A vida cômoda, ou a sua busca, é uma das
principais características do burguês, assim como a covardia física, mental e
moral deste ser que Léon Bloy, “o mais radical dos ocidentais insurgidos contra
o espírito burguês do século”, na frase de Nikolai Berdiaeff [23], disse ter
como traço característico “o medo de qualquer determinação heroica que se
manifeste nos outros, assim como nele mesmo” [24], não sendo, ademais, senão
“um porco que gostaria de morrer de velhice” [25] e um indivíduo que se
envergonha de “tudo aquilo que é belo e nobre” [26].
Enfim,
o espírito burguês, que se assenhoreou do assim chamado Mundo Moderno, da
civilização materialista cujo ocaso vivemos, é um veneno corrosivo, uma doença
degenerativa que atinge todos os países do Globo Terrestre e, principalmente,
aqueles do Hemisfério Ocidental, transformando os povos em massas amorfas, em
turbas inconscientes, e é, ainda, a religião terrena do burguês, amante da vida
cômoda e incapaz de acreditar naquilo que transcende os sós elementos puramente
materiais.
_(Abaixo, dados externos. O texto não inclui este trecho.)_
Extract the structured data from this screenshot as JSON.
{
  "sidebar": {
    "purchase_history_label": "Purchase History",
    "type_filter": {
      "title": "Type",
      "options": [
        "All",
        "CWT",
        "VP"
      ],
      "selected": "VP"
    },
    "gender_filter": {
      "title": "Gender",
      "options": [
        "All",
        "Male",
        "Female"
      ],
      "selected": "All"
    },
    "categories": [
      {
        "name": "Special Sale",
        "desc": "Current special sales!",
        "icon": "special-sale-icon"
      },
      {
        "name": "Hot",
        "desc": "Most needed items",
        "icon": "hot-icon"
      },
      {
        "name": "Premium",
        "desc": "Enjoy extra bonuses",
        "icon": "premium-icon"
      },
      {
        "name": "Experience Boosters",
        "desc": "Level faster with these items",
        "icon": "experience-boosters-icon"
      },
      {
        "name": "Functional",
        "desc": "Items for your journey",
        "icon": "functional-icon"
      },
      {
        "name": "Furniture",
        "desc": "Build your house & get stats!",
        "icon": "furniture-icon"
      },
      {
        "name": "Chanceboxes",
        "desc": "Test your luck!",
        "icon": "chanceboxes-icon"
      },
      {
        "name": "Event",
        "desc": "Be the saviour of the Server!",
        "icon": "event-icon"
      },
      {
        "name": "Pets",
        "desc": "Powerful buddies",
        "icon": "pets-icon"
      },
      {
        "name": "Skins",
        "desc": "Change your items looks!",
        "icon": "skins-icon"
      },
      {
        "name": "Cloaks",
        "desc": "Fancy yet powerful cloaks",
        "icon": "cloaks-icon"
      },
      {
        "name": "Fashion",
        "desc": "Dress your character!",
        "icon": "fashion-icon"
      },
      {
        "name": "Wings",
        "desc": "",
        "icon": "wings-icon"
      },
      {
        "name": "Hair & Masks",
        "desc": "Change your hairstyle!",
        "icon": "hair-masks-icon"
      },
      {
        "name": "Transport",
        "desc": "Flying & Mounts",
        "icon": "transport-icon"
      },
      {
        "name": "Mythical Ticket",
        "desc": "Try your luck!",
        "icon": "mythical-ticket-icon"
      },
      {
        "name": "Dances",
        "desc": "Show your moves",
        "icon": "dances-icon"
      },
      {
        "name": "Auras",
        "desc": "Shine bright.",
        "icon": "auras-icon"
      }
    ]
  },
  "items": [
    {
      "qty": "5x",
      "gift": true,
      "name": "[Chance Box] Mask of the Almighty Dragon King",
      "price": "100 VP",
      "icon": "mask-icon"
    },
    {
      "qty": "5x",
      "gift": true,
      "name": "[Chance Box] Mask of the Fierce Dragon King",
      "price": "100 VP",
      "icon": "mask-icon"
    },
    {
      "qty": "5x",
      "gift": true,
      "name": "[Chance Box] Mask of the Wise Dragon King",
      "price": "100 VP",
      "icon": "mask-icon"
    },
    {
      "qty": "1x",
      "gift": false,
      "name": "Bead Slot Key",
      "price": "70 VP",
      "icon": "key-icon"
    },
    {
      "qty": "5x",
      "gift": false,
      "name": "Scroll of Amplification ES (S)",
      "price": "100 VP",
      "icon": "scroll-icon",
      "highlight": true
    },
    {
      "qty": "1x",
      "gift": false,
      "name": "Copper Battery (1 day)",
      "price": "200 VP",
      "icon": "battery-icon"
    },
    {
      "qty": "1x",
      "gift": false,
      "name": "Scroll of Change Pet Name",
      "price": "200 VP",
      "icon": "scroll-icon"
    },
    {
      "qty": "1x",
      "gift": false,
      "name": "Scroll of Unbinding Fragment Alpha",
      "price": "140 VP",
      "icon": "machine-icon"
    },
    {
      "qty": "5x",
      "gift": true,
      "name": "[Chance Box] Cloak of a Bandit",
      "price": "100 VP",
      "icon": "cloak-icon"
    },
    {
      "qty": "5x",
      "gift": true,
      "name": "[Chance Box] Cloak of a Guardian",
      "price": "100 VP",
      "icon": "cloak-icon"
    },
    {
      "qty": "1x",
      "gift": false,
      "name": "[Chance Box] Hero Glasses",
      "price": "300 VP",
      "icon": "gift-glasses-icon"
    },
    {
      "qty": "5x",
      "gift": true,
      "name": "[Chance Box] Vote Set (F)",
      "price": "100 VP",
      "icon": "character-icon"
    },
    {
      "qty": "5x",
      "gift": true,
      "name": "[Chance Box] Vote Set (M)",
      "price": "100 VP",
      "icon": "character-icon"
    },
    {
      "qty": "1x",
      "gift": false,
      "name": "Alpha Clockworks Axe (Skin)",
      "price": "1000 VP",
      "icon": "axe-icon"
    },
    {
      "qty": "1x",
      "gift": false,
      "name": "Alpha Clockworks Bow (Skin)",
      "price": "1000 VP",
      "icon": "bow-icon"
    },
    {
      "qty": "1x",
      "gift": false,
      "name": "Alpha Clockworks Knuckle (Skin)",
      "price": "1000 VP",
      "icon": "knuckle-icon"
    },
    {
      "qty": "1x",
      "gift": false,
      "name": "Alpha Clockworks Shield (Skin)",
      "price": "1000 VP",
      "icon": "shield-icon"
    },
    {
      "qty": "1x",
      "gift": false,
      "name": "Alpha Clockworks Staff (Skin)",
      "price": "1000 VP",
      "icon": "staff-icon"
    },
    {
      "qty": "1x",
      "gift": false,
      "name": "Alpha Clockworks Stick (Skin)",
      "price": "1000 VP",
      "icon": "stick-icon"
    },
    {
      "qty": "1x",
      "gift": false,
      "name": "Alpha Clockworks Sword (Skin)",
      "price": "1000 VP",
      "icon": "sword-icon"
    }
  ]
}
É o espírito, ou categoria ontológica, daqueles que não são capazes
de sonhar e que, como tais, já nasceram velhos, conforme sublinha Plínio Salgado
[27], que, partindo do princípio de que a idade é um estado de espírito, opõe a
juventude perene do Ideal à velhice dos escravos do comodismo e da rotina, dos
servos da decrépita ordem liberal-burguesa imperante no carcomido Mundo
Moderno, que não é senão, como não cansamos de repetir, o Mundo liberal-burguês
por excelência. É, em uma palavra, o espírito dos covardes físicos, mentais e
morais que temem tudo aquilo que é grande, belo, nobre e corajoso, daqueles que
têm no dinheiro seu Deus e sua Pátria, dos desenraizados desdenhadores do
Passado e da Tradição, apegados ao Presente e a suas instituições como a uma
tábua de salvação e incapazes de antever o Futuro, inconscientes de que, como
faz ver Arlindo Veiga dos Santos, “o Presente que nega o Passado não terá
Futuro” [28], assim como “só os sonhadores, só os
visionários são senhores do Futuro”, enquanto “os sanchos-panças comem o
presente, dormem o presente, morrem o presente”, desaparecendo “sem ter criado
as artes, a poesia, as flores, os Impérios” [29].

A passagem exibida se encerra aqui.